Anies Ubah Nama Jalan dan RSUD, Ketua DPRD DKI: Stop Bikin Kebijakan…

5 Agustus 2022 Off By Redaksi

NESIATIMES.COM – Ketua DPRD DKI Jakarta Prasetio Edi Marsudi angkat suara atas aksi Gubernur Anies Baswedan yang kerap membuat kebijakan mengganti nama. 

Pasalnya, baru-baru ini Anies melakukan penjenamaan Rumah Sakit Umum Daerah (RSUD) jadi Rumah Sehat.

Padahal sebelumnya Anies sudah mengganti nama 22 jalan.

Prasetio merasa geram dengan aksi tersebut.

Menurut Prasetio, ketimbang mengganti nama RSUD, seharusnya Anies memunculkan terobosan program pembangunan atau pelayanan baru.

Kebijakan seperti ini menurutnya lebih efektif dan berdampak langsung kepada masyarakat. 

Karena itu, Prasetio menilai kebijakan yang dibuat Anies adalah ngawur. 

Ia pun meminta agar eks Mendikbud itu tak melakukan hal serupa ke depannya.

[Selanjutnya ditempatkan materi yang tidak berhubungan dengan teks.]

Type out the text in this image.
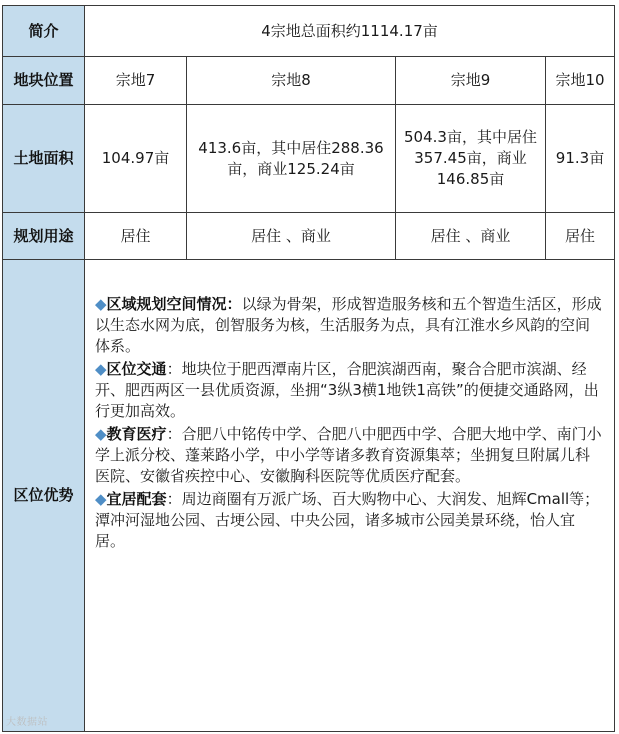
简介	4宗地总面积约1114.17亩			
地块位置	宗地7	宗地8	宗地9	宗地10
土地面积	104.97亩	413.6亩，其中居住288.36亩，商业125.24亩	504.3亩，其中居住357.45亩，商业146.85亩	91.3亩
规划用途	居住	居住 、商业	居住 、商业	居住
区位优势	◆区域规划空间情况：以绿为骨架，形成智造服务核和五个智造生活区，形成以生态水网为底，创智服务为核，生活服务为点，具有江淮水乡风韵的空间体系。
◆区位交通：地块位于肥西潭南片区，合肥滨湖西南，聚合合肥市滨湖、经开、肥西两区一县优质资源，坐拥“3纵3横1地铁1高铁”的便捷交通路网，出行更加高效。
◆教育医疗：合肥八中铭传中学、合肥八中肥西中学、合肥大地中学、南门小学上派分校、蓬莱路小学，中小学等诸多教育资源集萃；坐拥复旦附属儿科医院、安徽省疾控中心、安徽胸科医院等优质医疗配套。
◆宜居配套：周边商圈有万派广场、百大购物中心、大润发、旭辉Cmall等；潭冲河湿地公园、古埂公园、中央公园，诸多城市公园美景环绕，怡人宜居。			
大数据站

“Stop deh bikin kebijakan ngawur,” ujar Prasetio, seperti dikutip Jumat (5/8/2022).

Menurut politisi PDIP itu, Jakarta masih memiliki segudang masalah yang perlu segera ditangani. 

Yakni seperti persentase angka kemiskinan yang terus merangkak naik dan permasalahan kampung kumuh di tengah kota.

Jadi, menurutnya penjenamaan RSUD bukanlah hal yang dibutuhkan oleh masyarakat.

Prasetio juga mengaku heran dengan kebijakan Anies memberikan penamaan Rumah Sehat. 

Menurutnya, sudah sejak dulu semua orang mengetahui rumah sakit adalah lokasi untuk mengobati penyakit.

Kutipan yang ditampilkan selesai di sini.